On the first page, the extreme close-up view plus the haphazard placement of speech bubbles makes it unclear whether Nicky Scandalous is killing rats or throttling one of his own henchmen, but never mind. All the players in this nutty drama are good fun: the sexual violence obsessed Nicky Scandalous, the wisecracking, complaining Johnny Kierkegaard, and the ultra-cool and perpetually grinning Tempest. The computer zombie troggie followers of the Electric Head are a pretty darn fab bit of post-apocalyptic camp. 

His speech, his style and his unflappability make Tempest a very entertaining if two-dimensional character. It’s a funny thing, but I can’t help thinking of him as Mega-City one’s equivalent of Batroc the Leaper. Jon Davis-Hunt’s artwork is dynamic and precise, but looks flat. I’m in agreement with another message board commentator who suggested uniform line width is the problem. 



Miscellaneous

Bob The Galactic Bum
John McCrea Interview
Kings of Cult
New Comics
New Movies


DK: In the Interrogations interview, John McCrea comes across as a chancer who got lucky over and over again and never once did what was asked of him. Whether his example is one to be emulated or a cautionary tale, I can’t decide. 

The profile of Guillermo Del Toro probably deserves it place in the pages of the Megazine. I like Alec Worley’s film reviews, which probably puts me in a small minority; and Del Toro specializes in genre films of the sort that should appeal to 2000AD fans, so it seems churlish to object. The strongest objections always come from the cinefiles who buy film magazines (I don’t), and who always say “I’ve seen all the films mentioned anyway” (I’ve only seen four of them). The other film reviews are of general interest to me because I don’t get to the cinema often and I like to know what I’ve missed. 

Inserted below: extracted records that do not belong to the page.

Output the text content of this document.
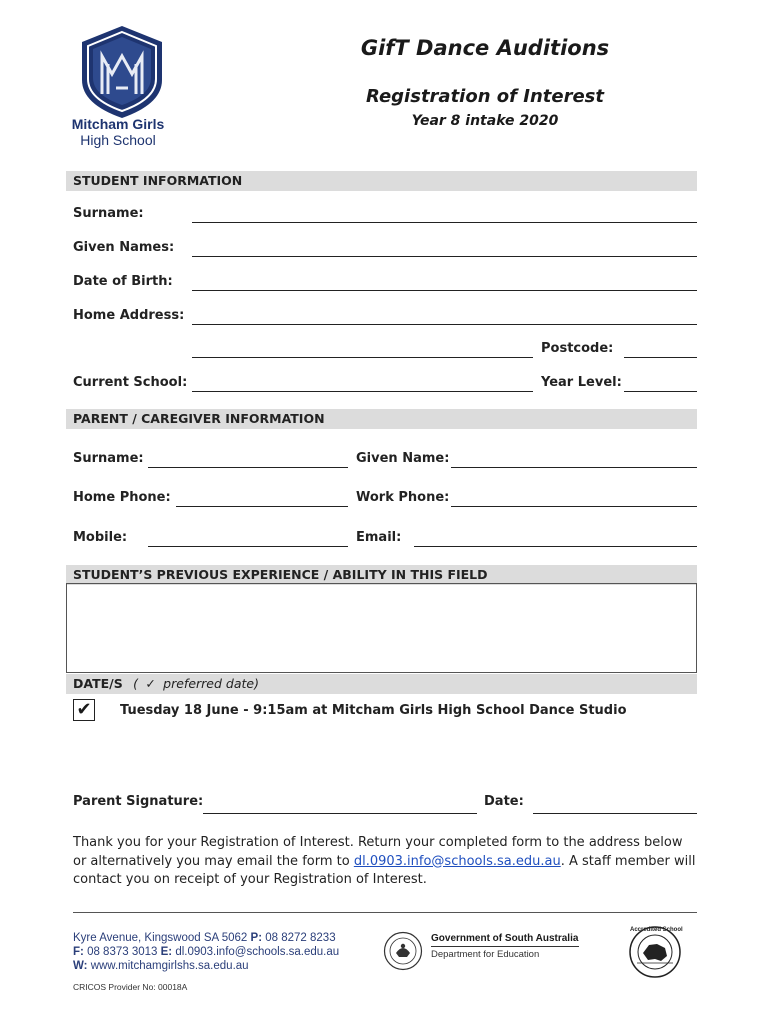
Mitcham Girls
High School
GifT Dance Auditions
Registration of Interest
Year 8 intake 2020
STUDENT INFORMATION
Surname:
Given Names:
Date of Birth:
Home Address:
Postcode:
Current School:	Year Level:
PARENT / CAREGIVER INFORMATION
Surname:	Given Name:
Home Phone:	Work Phone:
Mobile:	Email:
STUDENT’S PREVIOUS EXPERIENCE / ABILITY IN THIS FIELD
DATE/S ( ✓ preferred date)
✔ Tuesday 18 June - 9:15am at Mitcham Girls High School Dance Studio
Parent Signature:	Date:
Thank you for your Registration of Interest. Return your completed form to the address below or alternatively you may email the form to dl.0903.info@schools.sa.edu.au. A staff member will contact you on receipt of your Registration of Interest.
Kyre Avenue, Kingswood SA 5062 P: 08 8272 8233
F: 08 8373 3013 E: dl.0903.info@schools.sa.edu.au
W: www.mitchamgirlshs.sa.edu.au
CRICOS Provider No: 00018A
Government of South Australia
Department for Education
Accredited School
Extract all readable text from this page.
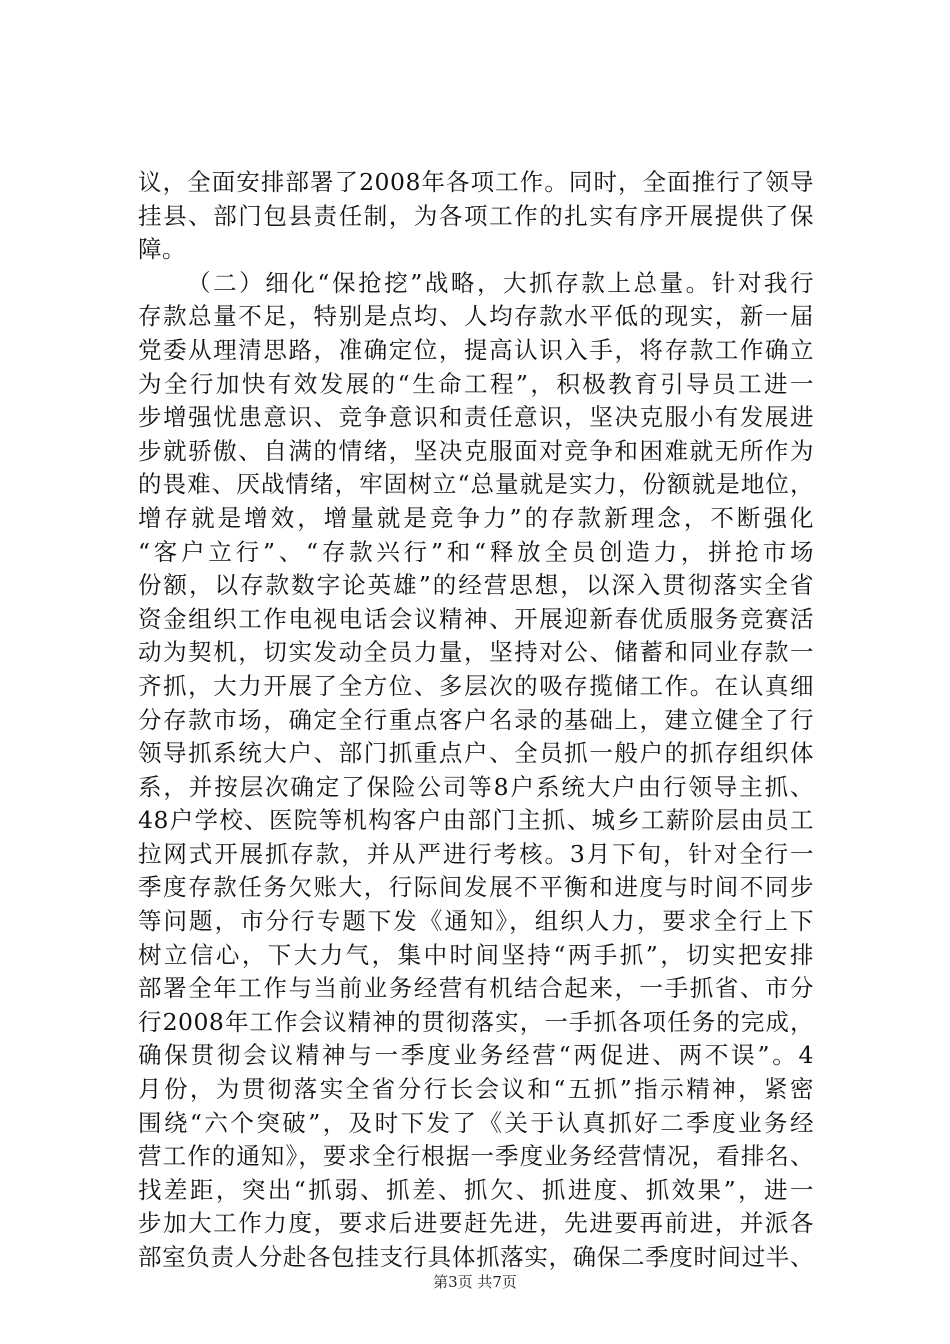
议，全面安排部署了2008年各项工作。同时，全面推行了领导
挂县、部门包县责任制，为各项工作的扎实有序开展提供了保
障。
（二）细化“保抢挖”战略，大抓存款上总量。针对我行
存款总量不足，特别是点均、人均存款水平低的现实，新一届
党委从理清思路，准确定位，提高认识入手，将存款工作确立
为全行加快有效发展的“生命工程”，积极教育引导员工进一
步增强忧患意识、竞争意识和责任意识，坚决克服小有发展进
步就骄傲、自满的情绪，坚决克服面对竞争和困难就无所作为
的畏难、厌战情绪，牢固树立“总量就是实力，份额就是地位，
增存就是增效，增量就是竞争力”的存款新理念，不断强化
“客户立行”、“存款兴行”和“释放全员创造力，拼抢市场
份额，以存款数字论英雄”的经营思想，以深入贯彻落实全省
资金组织工作电视电话会议精神、开展迎新春优质服务竞赛活
动为契机，切实发动全员力量，坚持对公、储蓄和同业存款一
齐抓，大力开展了全方位、多层次的吸存揽储工作。在认真细
分存款市场，确定全行重点客户名录的基础上，建立健全了行
领导抓系统大户、部门抓重点户、全员抓一般户的抓存组织体
系，并按层次确定了保险公司等8户系统大户由行领导主抓、
48户学校、医院等机构客户由部门主抓、城乡工薪阶层由员工
拉网式开展抓存款，并从严进行考核。3月下旬，针对全行一
季度存款任务欠账大，行际间发展不平衡和进度与时间不同步
等问题，市分行专题下发《通知》，组织人力，要求全行上下
树立信心，下大力气，集中时间坚持“两手抓”，切实把安排
部署全年工作与当前业务经营有机结合起来，一手抓省、市分
行2008年工作会议精神的贯彻落实，一手抓各项任务的完成，
确保贯彻会议精神与一季度业务经营“两促进、两不误”。4
月份，为贯彻落实全省分行长会议和“五抓”指示精神，紧密
围绕“六个突破”，及时下发了《关于认真抓好二季度业务经
营工作的通知》，要求全行根据一季度业务经营情况，看排名、
找差距，突出“抓弱、抓差、抓欠、抓进度、抓效果”，进一
步加大工作力度，要求后进要赶先进，先进要再前进，并派各
部室负责人分赴各包挂支行具体抓落实，确保二季度时间过半、
第3页 共7页
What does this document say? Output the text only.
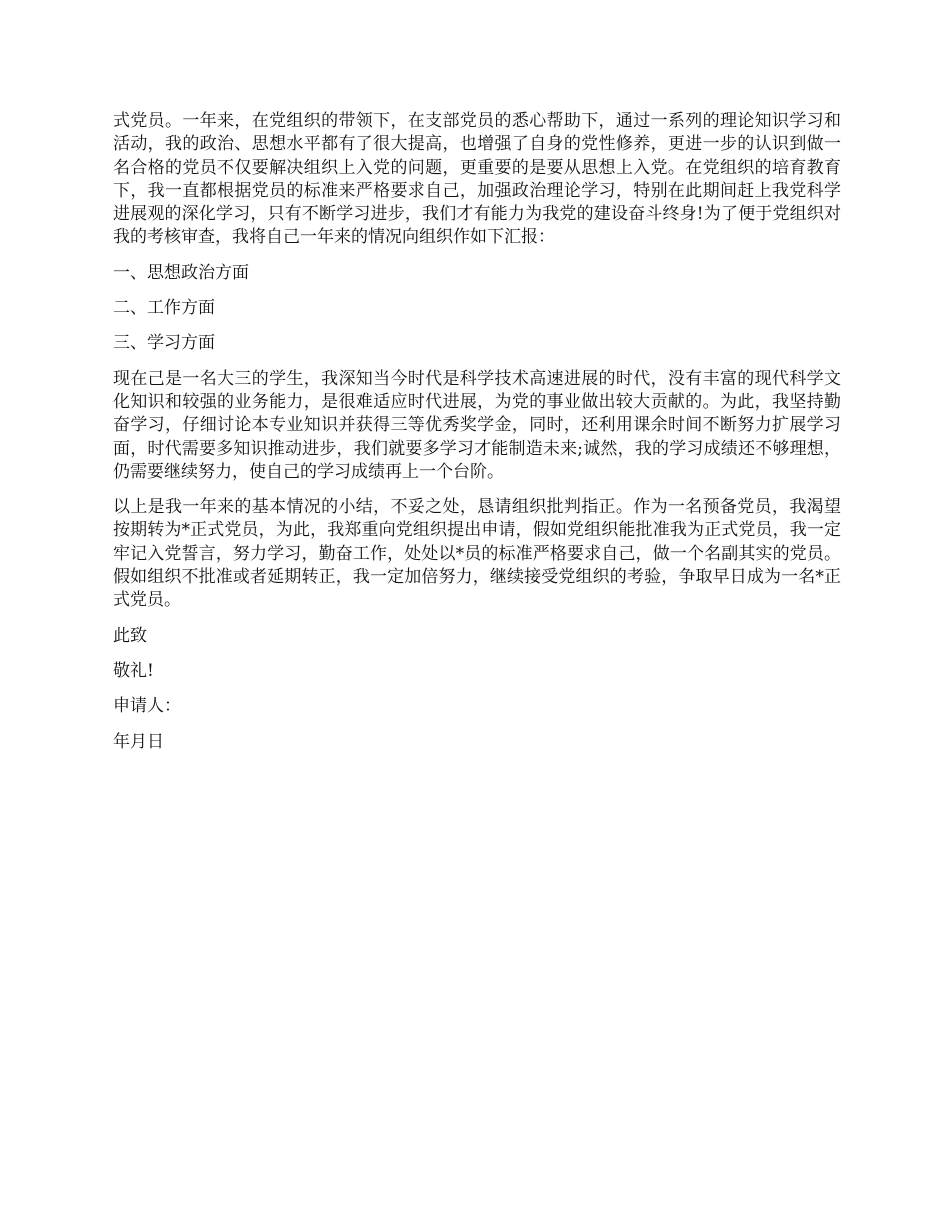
式党员。一年来，在党组织的带领下，在支部党员的悉心帮助下，通过一系列的理论知识学习和活动，我的政治、思想水平都有了很大提高，也增强了自身的党性修养，更进一步的认识到做一名合格的党员不仅要解决组织上入党的问题，更重要的是要从思想上入党。在党组织的培育教育下，我一直都根据党员的标准来严格要求自己，加强政治理论学习，特别在此期间赶上我党科学进展观的深化学习，只有不断学习进步，我们才有能力为我党的建设奋斗终身!为了便于党组织对我的考核审查，我将自己一年来的情况向组织作如下汇报：

一、思想政治方面

二、工作方面

三、学习方面

现在己是一名大三的学生，我深知当今时代是科学技术高速进展的时代，没有丰富的现代科学文化知识和较强的业务能力，是很难适应时代进展，为党的事业做出较大贡献的。为此，我坚持勤奋学习，仔细讨论本专业知识并获得三等优秀奖学金，同时，还利用课余时间不断努力扩展学习面，时代需要多知识推动进步，我们就要多学习才能制造未来;诚然，我的学习成绩还不够理想，仍需要继续努力，使自己的学习成绩再上一个台阶。

以上是我一年来的基本情况的小结，不妥之处，恳请组织批判指正。作为一名预备党员，我渴望按期转为*正式党员，为此，我郑重向党组织提出申请，假如党组织能批准我为正式党员，我一定牢记入党誓言，努力学习，勤奋工作，处处以*员的标准严格要求自己，做一个名副其实的党员。假如组织不批准或者延期转正，我一定加倍努力，继续接受党组织的考验，争取早日成为一名*正式党员。

此致

敬礼!

申请人：

年月日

Bob the Galactic Bum fills pages more than it entertains. Bob is neither a big enough nor sympathetic enough character to take centre-stage.



Overall

DK: Readers have asked for fewer stories with longer episodes, and it seems we’re now getting them, which must be for the best. The benefits are that bigger chunks of good stories are more satisfying, and lame duck stories don’t drag on interminably. The down side is that with only four strips you can easily end up with a comic that fails to sparkle. At the moment only Tempest sparkles. Armitage would too if it weren’t so convoluted. It certainly boasts the best artwork in the Megazine at the moment.